Барышни устали, садятся друг против друга за столиком и, поправляя растрепанные ветром прически, мельком, равнодушно оглядывают нас всех. Григорий Иваныч вдохновляется, лезет под лавку за чайником. Скоро Серпухов.
Григорий Иваныч стремительно нацеливается на барышнин эмалированный чайник.
— Разрешите и вам… в вашего чудачка!
Женечка от неожиданности глядит на него вопросительно.
— Пожалуйста…
На остановке шпоры и чайники стремглав звякают в коридор. Женечка перегибается из окна.
— Не опоздайте! — кричит она вдогонку.
Я боюсь посмотреть — не споткнулся ли там Григорий Иваныч от блаженства.
Мы выплываем в засерпуховские раздолья; там красное полымя луны и замглившаяся глубь, в которой тонут церковки, деревеньки, закатившаяся за туманы полевая сторона. За чаем Григорий Иваныч заговаривает с девицами смелее. Но я не верю преувеличенному вниманию Женечки, не верю ее доброй круглоглазой улыбке. Наверно, с тем же самым чувством она повязывает в Москве красный платочек на манифестацию или податливо-хохотливо кокетничает с коммунистом, председателем месткома… О, хитрая девица умеет себя вести с хозяевами. И мы узнаем, что они с Сонечкой едут в Алупку, а потом по южному берегу Крыма; что они там были еще подростками, в четырнадцатом году, тогда объявили войну, и была такая паника, такая паника.
— А помнишь все-таки, Сонька, Байдарские ворота?
— Ах, Байдарские ворота!.. — Блондинка мучительно жмурится от восторга.
— А вы тоже до Севастополя? — спрашивает Женечка, и глаза играют в упор, как там, у рояля, под махровым тюльпаном абажура, — скольким еще глазам они играли так навстречу?
— Нет, у меня через Симферополь.

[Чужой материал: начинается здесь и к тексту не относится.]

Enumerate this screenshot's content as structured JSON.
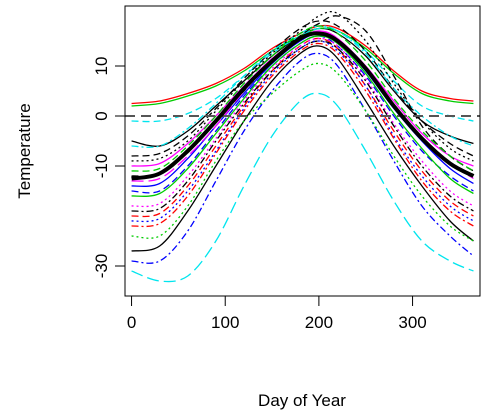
{
  "chart_data": {
    "type": "line",
    "xlabel": "Day of Year",
    "ylabel": "Temperature",
    "xlim": [
      -7,
      372
    ],
    "ylim": [
      -36,
      22
    ],
    "xticks": [
      0,
      100,
      200,
      300
    ],
    "yticks": [
      -30,
      -10,
      0,
      10
    ],
    "grid": false,
    "legend": "none",
    "reference_line": {
      "y": 0,
      "style": "dashed",
      "color": "#555555"
    },
    "mean_curve": {
      "color": "#000000",
      "x": [
        0,
        30,
        60,
        90,
        120,
        150,
        180,
        200,
        220,
        250,
        280,
        310,
        340,
        365
      ],
      "values": [
        -12.5,
        -11.5,
        -7,
        -1,
        5.5,
        11,
        15.5,
        16.5,
        15,
        9.5,
        2,
        -4.5,
        -9.5,
        -12
      ]
    },
    "series": [
      {
        "color": "#000000",
        "style": "solid",
        "x": [
          0,
          30,
          60,
          90,
          120,
          150,
          180,
          200,
          220,
          250,
          280,
          310,
          340,
          365
        ],
        "values": [
          -27,
          -26,
          -19,
          -10,
          -1,
          7,
          12.5,
          14,
          11.5,
          3,
          -6,
          -14,
          -21,
          -25
        ]
      },
      {
        "color": "#000000",
        "style": "solid",
        "x": [
          0,
          30,
          60,
          90,
          120,
          150,
          180,
          200,
          220,
          250,
          280,
          310,
          340,
          365
        ],
        "values": [
          -5,
          -6,
          -3,
          2,
          7,
          12,
          16,
          17.5,
          16.5,
          12,
          5,
          -1,
          -4,
          -5.5
        ]
      },
      {
        "color": "#ff0000",
        "style": "solid",
        "x": [
          0,
          30,
          60,
          90,
          120,
          150,
          180,
          200,
          220,
          250,
          280,
          310,
          340,
          365
        ],
        "values": [
          2.5,
          3,
          4.5,
          6.5,
          9.5,
          13.5,
          16.5,
          18,
          17.5,
          14,
          9,
          5,
          3.5,
          3
        ]
      },
      {
        "color": "#00cc00",
        "style": "solid",
        "x": [
          0,
          30,
          60,
          90,
          120,
          150,
          180,
          200,
          220,
          250,
          280,
          310,
          340,
          365
        ],
        "values": [
          2,
          2.5,
          4,
          6,
          9,
          13,
          16,
          17.5,
          17,
          13.5,
          8.5,
          4.5,
          3,
          2.5
        ]
      },
      {
        "color": "#0000ff",
        "style": "dashdot",
        "x": [
          0,
          30,
          60,
          90,
          120,
          150,
          180,
          200,
          220,
          250,
          280,
          310,
          340,
          365
        ],
        "values": [
          -29,
          -29,
          -23,
          -13,
          -3,
          5,
          11,
          12.5,
          10,
          1,
          -9,
          -18,
          -24,
          -28
        ]
      },
      {
        "color": "#00e5ee",
        "style": "longdash",
        "x": [
          0,
          30,
          60,
          90,
          120,
          150,
          180,
          200,
          220,
          250,
          280,
          310,
          340,
          365
        ],
        "values": [
          -31,
          -33,
          -32,
          -25,
          -14,
          -4,
          3,
          4.5,
          2,
          -7,
          -17,
          -25,
          -29,
          -31
        ]
      },
      {
        "color": "#00e5ee",
        "style": "dashed",
        "x": [
          0,
          30,
          60,
          90,
          120,
          150,
          180,
          200,
          220,
          250,
          280,
          310,
          340,
          365
        ],
        "values": [
          -1,
          -1,
          0.5,
          3.5,
          8,
          12.5,
          16,
          17.5,
          17,
          13,
          7,
          2,
          0,
          -1
        ]
      },
      {
        "color": "#ff0000",
        "style": "dashed",
        "x": [
          0,
          30,
          60,
          90,
          120,
          150,
          180,
          200,
          220,
          250,
          280,
          310,
          340,
          365
        ],
        "values": [
          -20,
          -19.5,
          -14,
          -6,
          2,
          9,
          14,
          15.5,
          13.5,
          6,
          -3,
          -11,
          -17,
          -20
        ]
      },
      {
        "color": "#00cc00",
        "style": "dotted",
        "x": [
          0,
          30,
          60,
          90,
          120,
          150,
          180,
          200,
          220,
          250,
          280,
          310,
          340,
          365
        ],
        "values": [
          -24,
          -24,
          -18,
          -9,
          -1,
          4.5,
          9,
          10.5,
          8.5,
          1,
          -8,
          -16,
          -22,
          -25
        ]
      },
      {
        "color": "#ff00ff",
        "style": "solid",
        "x": [
          0,
          30,
          60,
          90,
          120,
          150,
          180,
          200,
          220,
          250,
          280,
          310,
          340,
          365
        ],
        "values": [
          -10,
          -9.5,
          -5.5,
          0,
          6,
          11.5,
          15.5,
          17,
          15.5,
          10,
          3,
          -3.5,
          -8,
          -10
        ]
      },
      {
        "color": "#0000ff",
        "style": "dashed",
        "x": [
          0,
          30,
          60,
          90,
          120,
          150,
          180,
          200,
          220,
          250,
          280,
          310,
          340,
          365
        ],
        "values": [
          -15,
          -15,
          -10,
          -3,
          4,
          10,
          14.5,
          16,
          14,
          8,
          0,
          -7,
          -12,
          -15
        ]
      },
      {
        "color": "#000000",
        "style": "dashed",
        "x": [
          0,
          30,
          60,
          90,
          120,
          150,
          180,
          200,
          220,
          250,
          280,
          310,
          340,
          365
        ],
        "values": [
          -8,
          -7.5,
          -4,
          1.5,
          7.5,
          13,
          17.5,
          19,
          18,
          13,
          5.5,
          -1,
          -5.5,
          -8
        ]
      },
      {
        "color": "#ff00ff",
        "style": "dotted",
        "x": [
          0,
          30,
          60,
          90,
          120,
          150,
          180,
          200,
          220,
          250,
          280,
          310,
          340,
          365
        ],
        "values": [
          -18,
          -17.5,
          -12,
          -4.5,
          3,
          9.5,
          14,
          15.5,
          14,
          7.5,
          -1.5,
          -9,
          -15,
          -18
        ]
      },
      {
        "color": "#000000",
        "style": "dashed",
        "x": [
          0,
          30,
          60,
          90,
          120,
          150,
          180,
          200,
          220,
          250,
          280,
          310,
          340,
          365
        ],
        "values": [
          -12,
          -11.5,
          -7,
          -1,
          5,
          11,
          16,
          18.5,
          20,
          17,
          8,
          -2,
          -8,
          -11
        ]
      },
      {
        "color": "#0000ff",
        "style": "solid",
        "x": [
          0,
          30,
          60,
          90,
          120,
          150,
          180,
          200,
          220,
          250,
          280,
          310,
          340,
          365
        ],
        "values": [
          -14,
          -13.5,
          -8.5,
          -2,
          4.5,
          10.5,
          15,
          16.5,
          15,
          9,
          1.5,
          -5,
          -10.5,
          -13.5
        ]
      },
      {
        "color": "#00cc00",
        "style": "solid",
        "x": [
          0,
          30,
          60,
          90,
          120,
          150,
          180,
          200,
          220,
          250,
          280,
          310,
          340,
          365
        ],
        "values": [
          -16,
          -15.5,
          -10.5,
          -3.5,
          3.5,
          10,
          14.5,
          16,
          14.5,
          8.5,
          0.5,
          -6.5,
          -12.5,
          -15.5
        ]
      },
      {
        "color": "#ff0000",
        "style": "dashdot",
        "x": [
          0,
          30,
          60,
          90,
          120,
          150,
          180,
          200,
          220,
          250,
          280,
          310,
          340,
          365
        ],
        "values": [
          -22,
          -21.5,
          -16,
          -7.5,
          1,
          8,
          13,
          14.5,
          12.5,
          5,
          -4.5,
          -13,
          -19,
          -22
        ]
      },
      {
        "color": "#000000",
        "style": "dashdot",
        "x": [
          0,
          30,
          60,
          90,
          120,
          150,
          180,
          200,
          220,
          250,
          280,
          310,
          340,
          365
        ],
        "values": [
          -19,
          -18.5,
          -13,
          -5,
          2.5,
          9,
          13.5,
          15,
          13.5,
          7,
          -2,
          -10,
          -16,
          -19
        ]
      },
      {
        "color": "#00e5ee",
        "style": "dashdot",
        "x": [
          0,
          30,
          60,
          90,
          120,
          150,
          180,
          200,
          220,
          250,
          280,
          310,
          340,
          365
        ],
        "values": [
          -6,
          -6,
          -2.5,
          2.5,
          8,
          13,
          16.5,
          18,
          17,
          12.5,
          5.5,
          0,
          -4,
          -6
        ]
      },
      {
        "color": "#00cc00",
        "style": "dashed",
        "x": [
          0,
          30,
          60,
          90,
          120,
          150,
          180,
          200,
          220,
          250,
          280,
          310,
          340,
          365
        ],
        "values": [
          -11,
          -10.5,
          -6,
          0,
          6.5,
          12,
          16.5,
          18,
          16.5,
          11,
          3.5,
          -3,
          -8,
          -11
        ]
      },
      {
        "color": "#ff00ff",
        "style": "longdash",
        "x": [
          0,
          30,
          60,
          90,
          120,
          150,
          180,
          200,
          220,
          250,
          280,
          310,
          340,
          365
        ],
        "values": [
          -13,
          -12.5,
          -8,
          -2,
          5,
          11,
          15.5,
          17,
          15.5,
          9.5,
          2,
          -4.5,
          -9.5,
          -12.5
        ]
      },
      {
        "color": "#0000ff",
        "style": "dotted",
        "x": [
          0,
          30,
          60,
          90,
          120,
          150,
          180,
          200,
          220,
          250,
          280,
          310,
          340,
          365
        ],
        "values": [
          -21,
          -20.5,
          -15,
          -7,
          1.5,
          8.5,
          13.5,
          15,
          13,
          6,
          -4,
          -12,
          -18,
          -21
        ]
      },
      {
        "color": "#000000",
        "style": "dotted",
        "x": [
          0,
          30,
          60,
          90,
          120,
          150,
          180,
          200,
          220,
          250,
          280,
          310,
          340,
          365
        ],
        "values": [
          -9,
          -8.5,
          -5,
          1,
          7,
          12.5,
          17,
          20,
          20.5,
          15,
          6.5,
          -1,
          -6.5,
          -9
        ]
      }
    ]
  }
}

Эти самые… Байдарские ворота я уже видал! Мы с бригадой по всем этим местам…
Григорий Иваныч старается придумать что-нибудь особенное.
— Вот у меня все записано, что в каких местах будет. Очень ин-те-рес-но! Вот за Харьковом пойдут цыплята, можете кушать сколько угодно, ха-ха-ха! — Хохоток, у Григория Иваныча любезный, сиплый, бабий. — А вот за Мелитополем пойдут жареные бычки, вот бычки, ха-ха-ха!
Ему не сидится, он пенится от радости, пристает к. угрюмым соседям, потчуя их чаем.
Те сначала отказываются, но потом вынимают из кошелок огромные походные кружки и по очереди стеснительно подставляют Григорию Иванычу. Григорий Иваныч принимается лить, льет долго и терпеливо, пока у него от напряжения не начинает болеть рука. Но у кружки, кажется, нет дна. Григорию Иванычу становится стыдно, но остановиться еще стыднее, и стыдно женщине, которая тянет конфузливо руку с кружкой; черные зубы ее улыбаются жалостно. После этого угощения Григорий Иваныч сидит молча, как оплеванный: лучше бы ему провалиться сквозь землю.